Extract the client IP from your Java backend code using either of the following approaches.

Read the X-Forwarded-For header

String client_ip = request.getHeader("x-forwarded-for");
Note

The X-Forwarded-For header may contain multiple comma-separated IP addresses if the request passes through more than one proxy (for example, client, proxy1, proxy2). The first IP in the list is the original client IP.

Read the X-Real-IP and WL-Proxy-Client-IP header

Query the x-real-ip and wl-proxy-client-ip parameters from the HTTP header to obtain the real IP address of the client.

String client_ip = request.getHeader("x-real-ip");

Kubernetes cluster applications

For applications deployed in a Kubernetes cluster, set the external traffic policy to Local. By default, Kubernetes uses the Cluster policy, which may route traffic to a pod on a different node. This extra hop triggers SNAT and replaces the client IP with a node IP. Setting the policy to Local ensures traffic goes directly to a pod on the receiving node, preserving the original client IP.
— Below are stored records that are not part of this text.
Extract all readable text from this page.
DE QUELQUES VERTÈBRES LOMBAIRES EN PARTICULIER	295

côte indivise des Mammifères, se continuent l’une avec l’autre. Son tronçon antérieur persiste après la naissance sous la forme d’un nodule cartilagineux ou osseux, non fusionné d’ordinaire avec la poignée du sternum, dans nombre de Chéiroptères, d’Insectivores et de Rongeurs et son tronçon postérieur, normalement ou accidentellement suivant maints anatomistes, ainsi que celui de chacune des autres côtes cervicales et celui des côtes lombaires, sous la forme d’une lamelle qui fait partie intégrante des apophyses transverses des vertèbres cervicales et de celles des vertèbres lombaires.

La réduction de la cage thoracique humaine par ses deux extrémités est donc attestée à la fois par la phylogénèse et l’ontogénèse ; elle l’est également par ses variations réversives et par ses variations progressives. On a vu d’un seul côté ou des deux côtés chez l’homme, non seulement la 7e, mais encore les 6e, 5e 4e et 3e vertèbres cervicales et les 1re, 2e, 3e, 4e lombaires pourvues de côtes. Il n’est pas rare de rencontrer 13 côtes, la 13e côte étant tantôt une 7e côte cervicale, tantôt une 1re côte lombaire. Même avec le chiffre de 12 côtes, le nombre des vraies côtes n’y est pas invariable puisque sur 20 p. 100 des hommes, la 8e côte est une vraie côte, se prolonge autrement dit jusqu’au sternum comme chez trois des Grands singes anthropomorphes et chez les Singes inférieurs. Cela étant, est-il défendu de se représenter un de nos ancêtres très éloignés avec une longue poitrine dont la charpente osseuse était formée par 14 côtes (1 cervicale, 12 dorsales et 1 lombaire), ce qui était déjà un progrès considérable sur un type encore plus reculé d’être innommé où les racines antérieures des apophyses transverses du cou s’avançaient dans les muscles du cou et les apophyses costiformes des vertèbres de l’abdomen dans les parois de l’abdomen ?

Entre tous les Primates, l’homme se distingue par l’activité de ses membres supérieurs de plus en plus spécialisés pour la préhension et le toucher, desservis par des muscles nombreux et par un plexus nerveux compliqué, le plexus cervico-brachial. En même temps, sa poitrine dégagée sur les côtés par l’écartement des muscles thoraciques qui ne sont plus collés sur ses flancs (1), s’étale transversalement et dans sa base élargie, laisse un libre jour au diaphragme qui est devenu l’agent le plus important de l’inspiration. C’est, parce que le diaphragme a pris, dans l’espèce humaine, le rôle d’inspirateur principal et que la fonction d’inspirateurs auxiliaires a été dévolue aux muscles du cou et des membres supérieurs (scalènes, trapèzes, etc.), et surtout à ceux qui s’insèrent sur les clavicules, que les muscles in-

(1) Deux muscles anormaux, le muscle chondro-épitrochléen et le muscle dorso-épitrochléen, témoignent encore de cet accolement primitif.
Configure the external traffic policy

  1. Log on to the EDAS console.

  2. In the left-side navigation pane, choose Application Management > Applications. In the top navigation bar, select a region. In the upper part of the page, select a microservice namespace. From the Cluster Type drop-down list, select Kubernetes Cluster. Find the target application and click its name in the Application Name column.

  3. On the application overview page, locate the Access configuration section. Click the Add or Edit icon next to SLB (Public Network) or SLB (Private Network).

  4. In the SLB (Public Network) or SLB (Private Network) dialog box, change External Traffic Policy from Cluster to Local, and click OK.

Get the client IP in code

After you set the policy to Local, getRemoteAddr() returns the real client IP:

String client_ip = request.getRemoteAddr();

Handle both deployment types in a single codebase

If the same application runs on both ECS and Kubernetes clusters, check the X-Forwarded-For header first and fall back to getRemoteAddr():

String client_ip = request.getHeader("x-forwarded-for") == null ? request.getRemoteAddr() : request.getHeader("x-forwarded-for");

This works because:

  • On an ECS cluster, SLB adds the X-Forwarded-For header, so getHeader("x-forwarded-for") returns the client IP.

  • On a Kubernetes cluster with External Traffic Policy set to Local, getRemoteAddr() returns the client IP directly. The X-Forwarded-For header is typically absent in this case.